- Diocese: Oslo
- Installed: 1601
- Term ended: 18 April 1607
- Predecessor: Jens Nilssøn
- Successor: Niels Claussøn Senning

Personal details
- Born: 1550 Denmark, Denmark–Norway
- Died: 18 April 1607 (aged 56–57) Oslo, Norway, Denmark–Norway
- Spouse: Anne Pedersdatter
- Alma mater: University of Copenhagen (Mag.art)

= Anders Bendssøn Dall =

Danish Lutheran prelate (1550-1607)

Anders Bendssøn Dall (Latinized as Andreas Benedictus Dallinus) was a Danish Lutheran prelate of the Church of Norway who served as Bishop of Oslo from 1601 to 1607. He played an important role in proposing a new church ordinance for the Norwegian Church to have more autonomy from the Church of Denmark.

== Early life and education ==
Dall was born in Denmark around 1550; his parents' names are unknown. After entering the priesthood, he studied at the University of Copenhagen and other foreign universities. In 1591, after several years as a parish priest, Dall returned to the University of Copenhagen, receiving his magister degree.

== Priesthood ==
Dall began his priestly career in the early 1580s in Denmark, first as the parish priest in Eltang and Vilstrup, before becoming pastor in Kolding in 1586. During his time in Kolding, he authored a large manuscript entitled Theologia Davidica, and a book of sermons on the Books of Psalms. In 1590, he became vicar of the Church of the Holy Ghost in Copenhagen. In 1591, after being awarded his magister degree, he was appointed court preacher of Christian IV, King of Denmark and Norway. He accompanied the king on his trip to Norway in 1598. During the 1590s, Dall published several translations of theological writings, and also translated an account of Christian IV's coronation.

== Episcopacy ==
Dall was appointed Bishop of Oslo in Spring 1600, and was installed in 1601. As bishop, he worked to clarify church canons and issues involving church finances. It is believed that he was also the most prominent figure in proposing a separate church ordinance that would give the Church of Norway independence from the Church of Denmark. On 2 January 1604, Dall and three other Norwegian bishops gathered to discuss the proposal, and Dall personally met with King Christian IV to represent the Norwegian Church. Dall led negotiations in Bergen between 22 April and 19 May 1604, and a draft of a new ordinance became the basis of the proposal that was presented to the king that same year. Dall and the other bishops, in authoring the ordinance, had considered some new theological positions, including a controversial understanding of baptism, and stricter church discipline with more power centered with the bishops. Church historian Tarald Rasmussen described Dall's theological views as an example of "early absolutist ecclesiology." Ultimately, the ordinance presented to the king was rejected. A new, more moderate document was authored in Copenhagen by the Church's chancery in consultation with university professors. The new draft was approved by the king in 1607.

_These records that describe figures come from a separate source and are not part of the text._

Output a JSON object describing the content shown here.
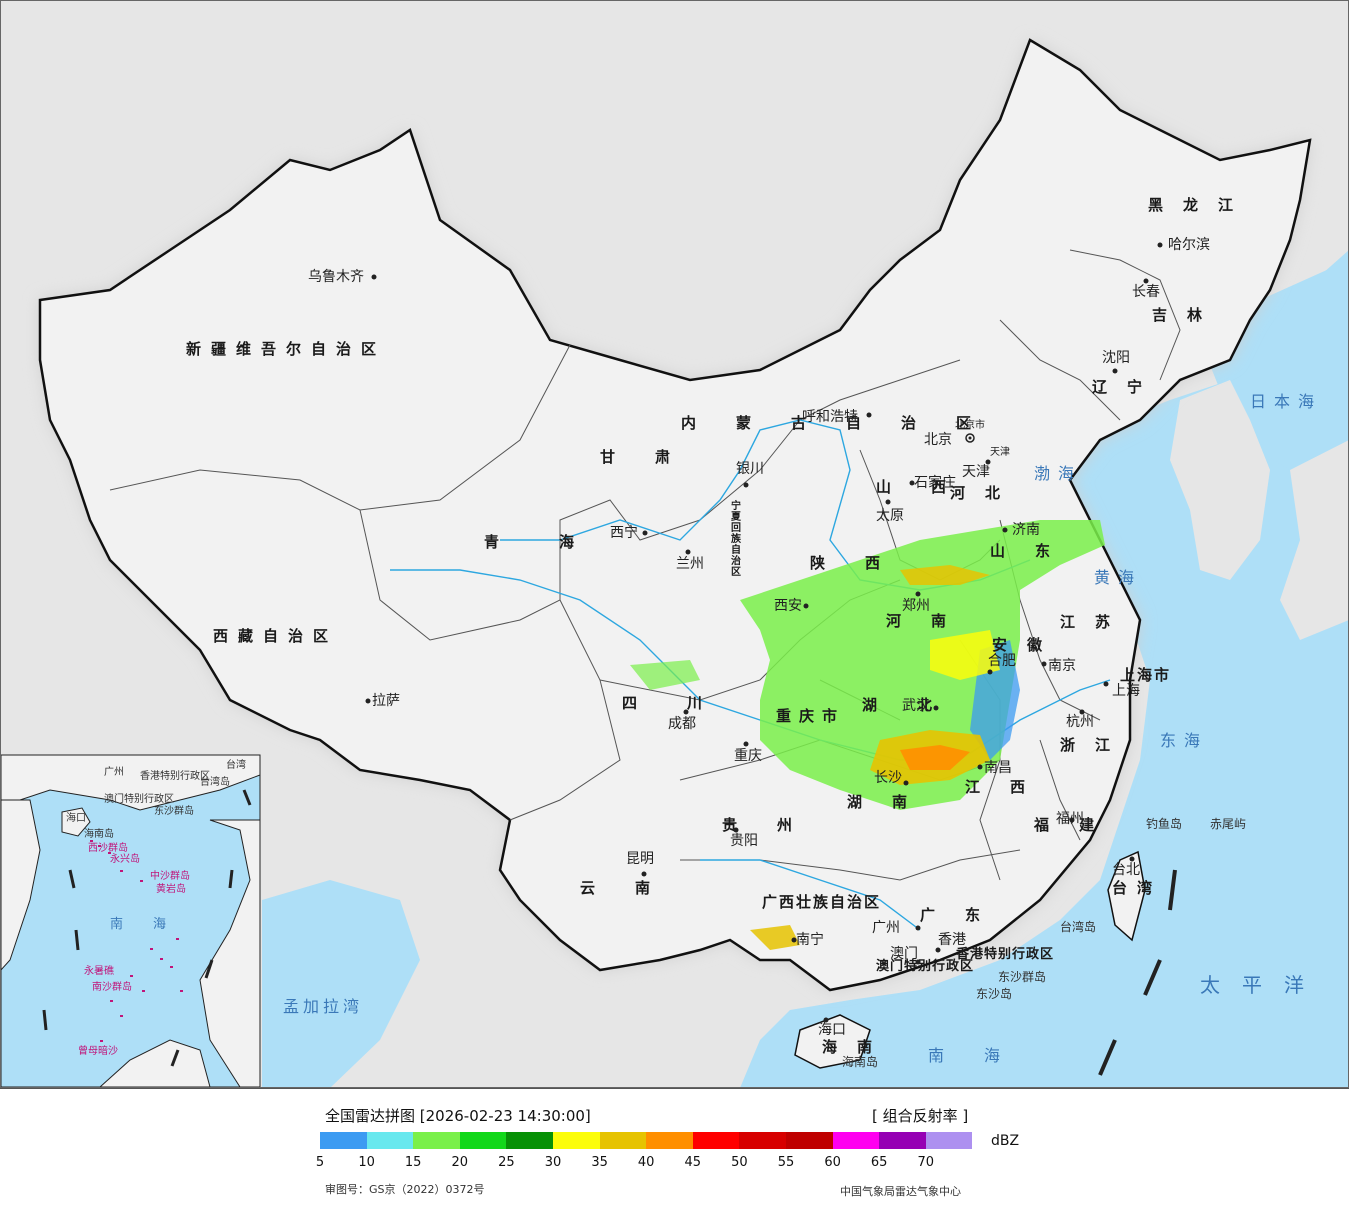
{
  "legend": {
    "title": "全国雷达拼图 [2026-02-23 14:30:00]",
    "product": "[ 组合反射率 ]",
    "unit": "dBZ",
    "ticks": [
      "5",
      "10",
      "15",
      "20",
      "25",
      "30",
      "35",
      "40",
      "45",
      "50",
      "55",
      "60",
      "65",
      "70"
    ],
    "colors": [
      "#3c9bf2",
      "#68e8ee",
      "#7af04a",
      "#12d81a",
      "#079106",
      "#fcfd0a",
      "#e6c301",
      "#ff8f00",
      "#ff0000",
      "#d70000",
      "#bf0000",
      "#ff00f0",
      "#9600b4",
      "#ad90f0"
    ],
    "approval": "审图号：GS京（2022）0372号",
    "organization": "中国气象局雷达气象中心"
  },
  "map": {
    "colors": {
      "land": "#f2f2f2",
      "sea": "#aedff7",
      "border": "#111111",
      "river": "#2da7e0"
    },
    "provinces": [
      "新疆维吾尔自治区",
      "西藏自治区",
      "青海",
      "甘肃",
      "内蒙古自治区",
      "黑龙江",
      "吉林",
      "辽宁",
      "河北",
      "山西",
      "陕西",
      "河南",
      "山东",
      "江苏",
      "安徽",
      "湖北",
      "四川",
      "重庆市",
      "贵州",
      "云南",
      "湖南",
      "江西",
      "浙江",
      "福建",
      "广东",
      "广西壮族自治区",
      "海南",
      "宁夏回族自治区",
      "上海市",
      "台湾",
      "香港特别行政区",
      "澳门特别行政区",
      "北京市",
      "天津"
    ],
    "cities": [
      "乌鲁木齐",
      "拉萨",
      "西宁",
      "兰州",
      "银川",
      "呼和浩特",
      "北京",
      "天津",
      "石家庄",
      "太原",
      "济南",
      "郑州",
      "西安",
      "成都",
      "重庆",
      "贵阳",
      "昆明",
      "武汉",
      "长沙",
      "南昌",
      "合肥",
      "南京",
      "上海",
      "杭州",
      "福州",
      "台北",
      "广州",
      "香港",
      "澳门",
      "南宁",
      "海口",
      "沈阳",
      "长春",
      "哈尔滨"
    ],
    "seas": [
      "日本海",
      "渤海",
      "黄海",
      "东海",
      "太平洋",
      "南海",
      "孟加拉湾"
    ],
    "islands": [
      "钓鱼岛",
      "赤尾屿",
      "台湾岛",
      "东沙群岛",
      "东沙岛",
      "海南岛"
    ],
    "inset": {
      "labels": [
        "广州",
        "澳门特别行政区",
        "香港特别行政区",
        "台湾",
        "台湾岛",
        "海口",
        "海南岛",
        "东沙群岛",
        "南海"
      ],
      "pink_labels": [
        "西沙群岛",
        "永兴岛",
        "中沙群岛",
        "黄岩岛",
        "南沙群岛",
        "永暑礁",
        "曾母暗沙"
      ]
    }
  }
}
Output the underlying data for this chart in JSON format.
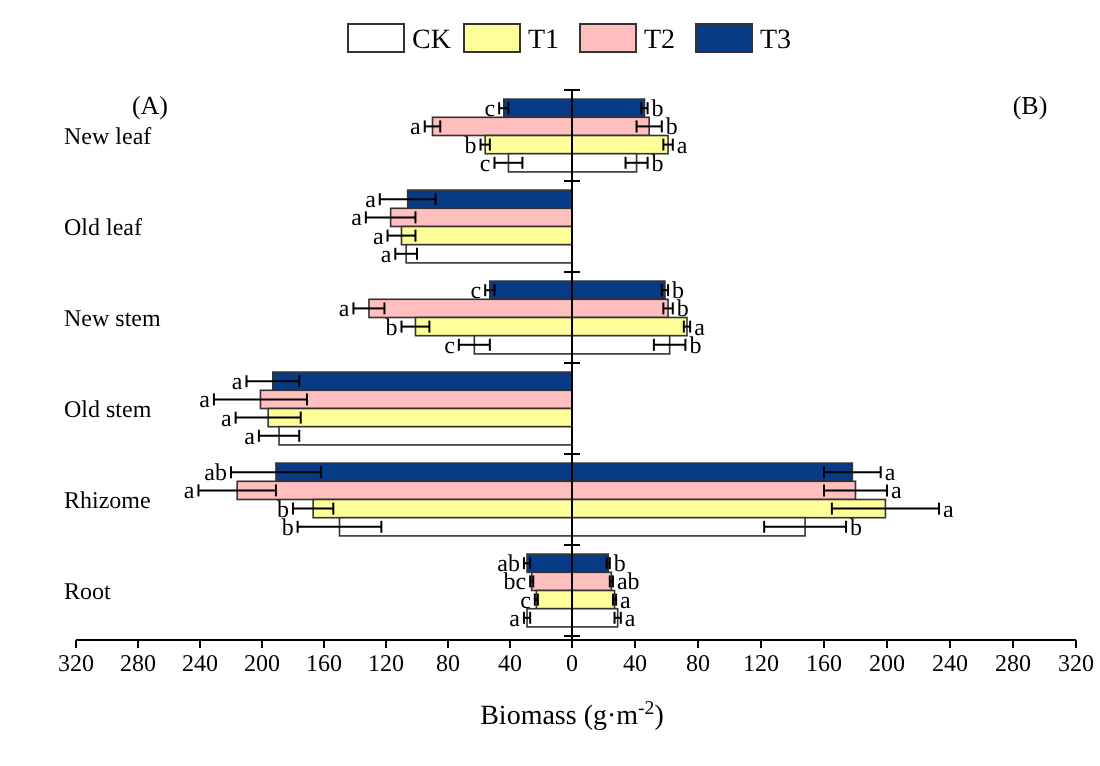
{
  "chart_data": [
    {
      "type": "bar",
      "orientation": "horizontal",
      "title": "(A)",
      "xlabel": "Biomass (g·m$^{-2}$)",
      "legend": "top",
      "categories": [
        "New leaf",
        "Old leaf",
        "New stem",
        "Old stem",
        "Rhizome",
        "Root"
      ],
      "xlim": [
        320,
        0
      ],
      "xticks": [
        320,
        280,
        240,
        200,
        160,
        120,
        80,
        40,
        0
      ],
      "series": [
        {
          "name": "T3",
          "color": "#083b86",
          "values": [
            44,
            106,
            53,
            193,
            191,
            29
          ],
          "errors": [
            3,
            18,
            3,
            17,
            29,
            2
          ],
          "value_labels": [
            "c",
            "a",
            "c",
            "a",
            "ab",
            "ab"
          ]
        },
        {
          "name": "T2",
          "color": "#ffbfbf",
          "values": [
            90,
            117,
            131,
            201,
            216,
            26
          ],
          "errors": [
            5,
            16,
            10,
            30,
            25,
            1
          ],
          "value_labels": [
            "a",
            "a",
            "a",
            "a",
            "a",
            "bc"
          ]
        },
        {
          "name": "T1",
          "color": "#ffff99",
          "values": [
            56,
            110,
            101,
            196,
            167,
            23
          ],
          "errors": [
            3,
            9,
            9,
            21,
            13,
            1
          ],
          "value_labels": [
            "b",
            "a",
            "b",
            "a",
            "b",
            "c"
          ]
        },
        {
          "name": "CK",
          "color": "#ffffff",
          "values": [
            41,
            107,
            63,
            189,
            150,
            29
          ],
          "errors": [
            9,
            7,
            10,
            13,
            27,
            2
          ],
          "value_labels": [
            "c",
            "a",
            "c",
            "a",
            "b",
            "a"
          ]
        }
      ]
    },
    {
      "type": "bar",
      "orientation": "horizontal",
      "title": "(B)",
      "tick_labels": "x",
      "categories": [
        null,
        null,
        null,
        null,
        null,
        null
      ],
      "xlim": [
        0,
        320
      ],
      "xticks": [
        40,
        80,
        120,
        160,
        200,
        240,
        280,
        320
      ],
      "series": [
        {
          "color": "#083b86",
          "values": [
            46,
            null,
            59,
            null,
            178,
            23
          ],
          "errors": [
            2,
            null,
            2,
            null,
            18,
            1
          ],
          "value_labels": [
            "b",
            null,
            "b",
            null,
            "a",
            "b"
          ]
        },
        {
          "color": "#ffbfbf",
          "values": [
            49,
            null,
            61,
            null,
            180,
            25
          ],
          "errors": [
            8,
            null,
            3,
            null,
            20,
            1
          ],
          "value_labels": [
            "b",
            null,
            "b",
            null,
            "a",
            "ab"
          ]
        },
        {
          "color": "#ffff99",
          "values": [
            61,
            null,
            73,
            null,
            199,
            27
          ],
          "errors": [
            3,
            null,
            2,
            null,
            34,
            1
          ],
          "value_labels": [
            "a",
            null,
            "a",
            null,
            "a",
            "a"
          ]
        },
        {
          "color": "#ffffff",
          "values": [
            41,
            null,
            62,
            null,
            148,
            29
          ],
          "errors": [
            7,
            null,
            10,
            null,
            26,
            2
          ],
          "value_labels": [
            "b",
            null,
            "b",
            null,
            "b",
            "a"
          ]
        }
      ]
    }
  ]
}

Besides his proposal for the new church ordinance, not much is known about Dall's time as bishop. It is known that he served as a canon judge at the Lund Cathedral in Sweden for some time. In addition, he was involved in disputes over property lines in Aker in 1602 and again in 1606. He also advanced a plan to improve the Oslo school system by imposing a new tax on all commercial farms, but the proposal was never implemented. Dall died in office on 18 April 1607, in his mid-50s.

== Personal life ==
Dall was married to Anne Pedersdatter, who died in 1626. In 1603, he and his wife donated a silver chalice to St. Hallvard's Cathedral. The cathedral has since fallen into ruin, and the chalice was transferred to the Oslo Cathedral.